After this week's meeting of the Parliamentary Labour
Party, it is clear that there is the potential for a consensus among Labour MPs
to vote against Maastricht unless, first, the government reverses its decision
to opt out of the Social Chapter and, secondly, the treaty is made more
democratic.
Here, decentralisation, although desirable, is not in
itself enough: it must be accompanied by measures to democratise the EC at
every level, especially at the centre. Labour must argue consistently and
loudly for a massive increase in the powers of the European Parliament to rein
in the Commission and the Council of Ministers. If it doesn't get what it
wants, it should do all it can to bring the government down.
Kaufman goes: good
riddance
It is remarkable how quickly political reputations can
change. During the general election campaign, Labour's Shadow Foreign
Secretary, Gerald Kaufman, was so invisible that he became an object of
ridicule among political journalists. Last week, just a couple of months on,
the same journalists greeted his announcement that he was retiring from the
Shadow Cabinet with hymns of praise for his political skills.
There is no doubt that Mr Kaufman will be missed by Labour,
and even those who have disagreed with him cannot deny that he has had his good
moments in debate. He has even taken distinctive and principled stands on some
of the great issues of modern international politics, notably South Africa and
Israel/ Palestine.
But it is unlikely that the history books will be as kind to
him as his political obituarists. Mr Kaufman will be remembered as the man who
got Labour to ditch unilateral nuclear disarmament and adopt a policy of
keeping nuclear arms for as long as anyone else has them – a move completed
just weeks before the final collapse of Soviet communism which destroyed for
ever any rationale for the British nuclear deterrent.
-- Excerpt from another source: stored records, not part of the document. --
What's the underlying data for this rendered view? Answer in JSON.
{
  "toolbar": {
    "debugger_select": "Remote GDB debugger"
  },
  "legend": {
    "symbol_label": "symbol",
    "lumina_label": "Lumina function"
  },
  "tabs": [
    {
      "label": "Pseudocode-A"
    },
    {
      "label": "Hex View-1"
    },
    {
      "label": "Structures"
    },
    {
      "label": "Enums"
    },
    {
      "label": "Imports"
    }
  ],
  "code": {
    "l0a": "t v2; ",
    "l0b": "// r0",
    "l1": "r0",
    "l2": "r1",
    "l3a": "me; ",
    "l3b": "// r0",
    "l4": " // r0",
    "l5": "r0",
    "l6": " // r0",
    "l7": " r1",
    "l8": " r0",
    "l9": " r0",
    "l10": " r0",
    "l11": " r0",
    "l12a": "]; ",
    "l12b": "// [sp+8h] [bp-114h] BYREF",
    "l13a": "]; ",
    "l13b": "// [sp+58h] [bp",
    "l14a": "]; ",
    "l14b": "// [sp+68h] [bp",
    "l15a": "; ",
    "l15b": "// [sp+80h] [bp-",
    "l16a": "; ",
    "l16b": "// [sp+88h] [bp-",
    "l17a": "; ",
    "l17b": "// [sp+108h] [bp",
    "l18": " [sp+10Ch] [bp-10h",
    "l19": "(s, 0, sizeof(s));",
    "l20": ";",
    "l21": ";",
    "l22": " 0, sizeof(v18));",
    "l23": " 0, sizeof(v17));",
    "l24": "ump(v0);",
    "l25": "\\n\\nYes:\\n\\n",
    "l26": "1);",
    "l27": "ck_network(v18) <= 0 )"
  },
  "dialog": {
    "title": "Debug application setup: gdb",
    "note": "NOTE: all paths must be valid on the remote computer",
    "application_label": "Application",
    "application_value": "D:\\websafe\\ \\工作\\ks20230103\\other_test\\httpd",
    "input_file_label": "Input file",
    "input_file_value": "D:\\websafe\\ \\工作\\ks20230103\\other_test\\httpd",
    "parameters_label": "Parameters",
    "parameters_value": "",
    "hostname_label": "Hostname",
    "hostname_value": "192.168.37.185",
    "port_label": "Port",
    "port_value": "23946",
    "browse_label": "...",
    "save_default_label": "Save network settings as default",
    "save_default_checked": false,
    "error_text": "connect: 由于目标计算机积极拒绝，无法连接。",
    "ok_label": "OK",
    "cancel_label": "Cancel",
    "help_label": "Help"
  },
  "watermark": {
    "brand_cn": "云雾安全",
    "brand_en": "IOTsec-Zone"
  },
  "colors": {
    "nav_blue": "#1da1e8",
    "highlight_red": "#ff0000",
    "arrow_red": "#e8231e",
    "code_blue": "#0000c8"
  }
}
On Europe, Mr Kaufman's deep-rooted Atlanticist hostility to
the EC has been a major factor in denying Labour any coherent vision of the
future of the continent. On Hong Kong after Tiananmen Square, he adopted a
stance less principled than Paddy Ashdown’s. During the Gulf crisis of 1990-91,
he meekly followed the government's line. His pronouncements on eastern Europe
were consistently timid and ill-informed before the collapse of communism and
have not improved since. He gave the impression that the leaders of last year's
coup in Moscow were people with whom the west could do business. And so one
could go on.
Labour must replace Mr Kaufman with someone whose approach
is governed less by considerations of Realpolitik
and more by principle. It would also help if he or she had a worked-out idea of
what Britain's place in the world ought to be. Absence of vision has been at
the root of most of Mr Kaufman's many failings.